Would the Economy actually be more Productive without Fed Intervention?
It is looking more and more that the US economy would actually be doing much better by having the Federal Reserve just get out of all market interventions period. There are plenty of areas of strength that are doing just fine all by their own like energy, technology and entertainment, and actually would probably be doing much better if banks were allocating more money to these growth opportunities, and less to paper money investing schemes. Shoot with a negative 3% GDP quarter inflation should have been negative, which should scare the heck out of the Fed in terms of what is really going on with inflation right now!
The central banks need to downplay inflation, under-report it, and find metrics that support their case of low levels of inflation in the economy. They are talking their proverbial book, justifying their policies of the last five years, and even their existence as a necessary function in the economic wheel. As it is starting to really manifest itself, the idea that the economy would in fact be doing much better all on its own with no Fed involvement whatsoever, let alone that their policies have any beneficial impact on spurring economic recovery and growth!
The Inflation Lie & the Fed`s Ultimate Power and Credibility Demise
And the more they speak about economics, the economy, policy tools and their impact on society it becomes apparent that this discipline ‘economics’ has lost its way, and I am afraid that the inflation lie is what is going to be their undoing. As that is the nasty part about inflation, if you disrespect it, downplay it, fail to keep it in check, once it breaks out for all to see, and in undeniable fashion, by the time the Fed realizes it is a problem, because it is so enormously apparent in the numbers, it is far too late to do anything about it! We are basically right at the cusp of this inflation stage right now, and the Fed is asleep at the wheel, trying to justify their whole existence and tenure of failed policies of the last two decades, needing to hold onto the low inflation meme to continue the status quo!
Better Results Just Sending Monthly Checks to Average Citizens
The Federal Reserve is such an inept body at this point, literally spending 4 Trillion with these sub par anti-growth monetary initiatives that have really elevated inflation for five years well beyond an economy growing at 2% annually, which has inevitably hurt consumers in terms of real disposable income, and at the same time incentivizing paper investments over project investments.
It could seriously be argued that the Fed would have had much better results in stimulating economic growth by actually giving the 317 million citizens an annual check, or a monthly check instead of buying bonds, downplaying inflation and keeping interest rates in fantasyland compared to historical norms.

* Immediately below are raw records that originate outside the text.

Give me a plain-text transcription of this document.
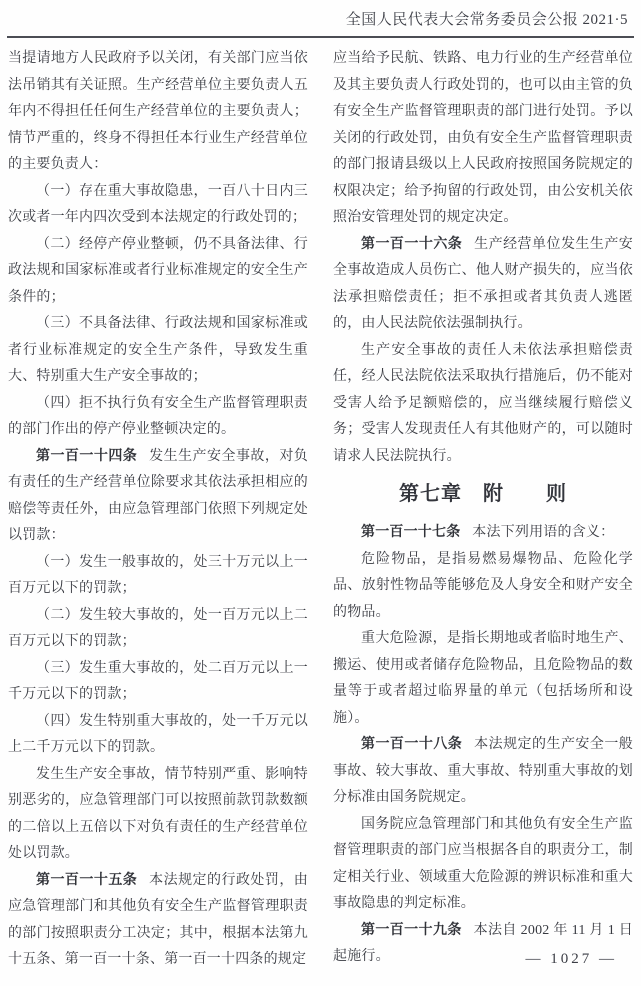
全国人民代表大会常务委员会公报 2021·5

当提请地方人民政府予以关闭，有关部门应当依法吊销其有关证照。生产经营单位主要负责人五年内不得担任任何生产经营单位的主要负责人；情节严重的，终身不得担任本行业生产经营单位的主要负责人：

（一）存在重大事故隐患，一百八十日内三次或者一年内四次受到本法规定的行政处罚的；

（二）经停产停业整顿，仍不具备法律、行政法规和国家标准或者行业标准规定的安全生产条件的；

（三）不具备法律、行政法规和国家标准或者行业标准规定的安全生产条件，导致发生重大、特别重大生产安全事故的；

（四）拒不执行负有安全生产监督管理职责的部门作出的停产停业整顿决定的。

第一百一十四条 发生生产安全事故，对负有责任的生产经营单位除要求其依法承担相应的赔偿等责任外，由应急管理部门依照下列规定处以罚款：

（一）发生一般事故的，处三十万元以上一百万元以下的罚款；

（二）发生较大事故的，处一百万元以上二百万元以下的罚款；

（三）发生重大事故的，处二百万元以上一千万元以下的罚款；

（四）发生特别重大事故的，处一千万元以上二千万元以下的罚款。

发生生产安全事故，情节特别严重、影响特别恶劣的，应急管理部门可以按照前款罚款数额的二倍以上五倍以下对负有责任的生产经营单位处以罚款。

第一百一十五条 本法规定的行政处罚，由应急管理部门和其他负有安全生产监督管理职责的部门按照职责分工决定；其中，根据本法第九十五条、第一百一十条、第一百一十四条的规定

应当给予民航、铁路、电力行业的生产经营单位及其主要负责人行政处罚的，也可以由主管的负有安全生产监督管理职责的部门进行处罚。予以关闭的行政处罚，由负有安全生产监督管理职责的部门报请县级以上人民政府按照国务院规定的权限决定；给予拘留的行政处罚，由公安机关依照治安管理处罚的规定决定。

第一百一十六条 生产经营单位发生生产安全事故造成人员伤亡、他人财产损失的，应当依法承担赔偿责任；拒不承担或者其负责人逃匿的，由人民法院依法强制执行。

生产安全事故的责任人未依法承担赔偿责任，经人民法院依法采取执行措施后，仍不能对受害人给予足额赔偿的，应当继续履行赔偿义务；受害人发现责任人有其他财产的，可以随时请求人民法院执行。

第七章　附　　则

第一百一十七条 本法下列用语的含义：

危险物品，是指易燃易爆物品、危险化学品、放射性物品等能够危及人身安全和财产安全的物品。

重大危险源，是指长期地或者临时地生产、搬运、使用或者储存危险物品，且危险物品的数量等于或者超过临界量的单元（包括场所和设施）。

第一百一十八条 本法规定的生产安全一般事故、较大事故、重大事故、特别重大事故的划分标准由国务院规定。

国务院应急管理部门和其他负有安全生产监督管理职责的部门应当根据各自的职责分工，制定相关行业、领域重大危险源的辨识标准和重大事故隐患的判定标准。

第一百一十九条 本法自 2002 年 11 月 1 日起施行。	— 1027 —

The Law of Unintended Consequences
Unhealthy interest rates are going to foster unhealthy investments, and ultimately are going to lead to unhealthy economic outcomes, when will they ever learn the Law of Unintended Consequences? Moreover, when calling outright Inflation “Noise” to continue on the path of exacerbating these “Unintended Consequences” it is time for a house cleaning at the Federal Reserve – get rid of the economists and start putting some entrepreneurs and small business owners on the Board. The career “Academic Has-Beens” from the economics field have been an abysmal failure for the last 20 years, it is time for a rethinking of what and who constitutes the Federal Reserve Board!